I don’t believe in suffering your way to better health anymore. What actually works is learning how your body responds — what truly supports it, what keeps blood sugar stable, what fuels inflammation (and what doesn’t), and how to make better choices without feeling punished for them.
This is especially important when it comes to so-called “sugar-free” foods. A lot of people assume that if something doesn’t contain sugar, it must be a safer option. Unfortunately, that’s not always true.
Ingredients like isomalto-oligosaccharide (IMO) or maltodextrin — commonly used in diet and low-carb products — can still spike blood sugar and drive inflammation for many people. So you think you’re making a smart choice, doing everything “right,” and your body responds in a way that feels confusing or even discouraging.
That disconnect — between intention and outcome — is often enough to make someone give up entirely. And it’s not because they failed. It’s because they were never given the full picture.
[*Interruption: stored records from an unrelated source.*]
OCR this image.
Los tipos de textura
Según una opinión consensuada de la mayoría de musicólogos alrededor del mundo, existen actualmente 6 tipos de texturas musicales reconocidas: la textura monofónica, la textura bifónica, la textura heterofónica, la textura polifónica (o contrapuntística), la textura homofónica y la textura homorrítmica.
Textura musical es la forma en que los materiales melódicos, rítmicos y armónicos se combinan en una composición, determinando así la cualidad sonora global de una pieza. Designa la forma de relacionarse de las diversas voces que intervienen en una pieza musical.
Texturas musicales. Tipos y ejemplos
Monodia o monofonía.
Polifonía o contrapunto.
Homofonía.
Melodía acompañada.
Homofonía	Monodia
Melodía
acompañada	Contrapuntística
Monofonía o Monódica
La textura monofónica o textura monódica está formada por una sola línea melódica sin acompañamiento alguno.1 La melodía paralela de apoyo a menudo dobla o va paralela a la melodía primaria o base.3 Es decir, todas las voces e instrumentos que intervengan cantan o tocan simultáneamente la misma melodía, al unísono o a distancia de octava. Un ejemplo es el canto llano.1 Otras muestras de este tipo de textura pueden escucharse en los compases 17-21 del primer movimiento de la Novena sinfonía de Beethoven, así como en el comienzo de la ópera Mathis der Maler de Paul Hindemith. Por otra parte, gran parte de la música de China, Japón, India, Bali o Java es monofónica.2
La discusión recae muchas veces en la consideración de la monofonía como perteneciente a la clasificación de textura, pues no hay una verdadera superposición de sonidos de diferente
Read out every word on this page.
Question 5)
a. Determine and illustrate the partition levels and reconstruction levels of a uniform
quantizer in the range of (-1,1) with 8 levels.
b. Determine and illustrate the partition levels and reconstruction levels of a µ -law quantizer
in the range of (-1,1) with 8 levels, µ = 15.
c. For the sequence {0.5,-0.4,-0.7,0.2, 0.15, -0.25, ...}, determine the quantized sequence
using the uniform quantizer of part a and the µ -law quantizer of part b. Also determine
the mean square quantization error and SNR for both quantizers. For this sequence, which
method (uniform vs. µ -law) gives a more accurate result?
Why consistency beats perfection — every time
If there’s one thing I wish more people understood, it’s this:
Sustainable change comes from support, not sacrifice.
Having better options on hand matters. Being prepared for social situations matters. And allowing yourself indulgence without consequences matters more than most people realize. These small supports are often the difference between staying consistent and giving up altogether.
That’s why at SWITCH, we focus on removing the BS (Bad Stuff) — not just sugar, but the ingredients that quietly work against your goals, like artificial sweeteners, harmful dyes, industrial seed oils, and GMOs. The goal isn’t restriction; it’s trust.
Not so you can be perfect — but so you can be consistent.
2026 doesn’t need a “new you” — it needs a supported you
I don’t love the phrase “New Year, New Me.”
Because the truth is, you’re not a project that needs fixing.
What you probably need is fewer extremes, better information and options that actually align with how real life works.
Whether your goal is weight loss, better metabolic health, cutting sugar, or simply feeling more at peace around food — you don’t have to do it by suffering through it.
Small, smarter switches add up. And habits that feel livable are the ones that last.
So if you’ve already “fallen off” this January, please don’t quit on yourself.
This isn’t the end of the road.
It’s just feedback.
And sometimes, all it takes is making one better switch — and then another — to change everything.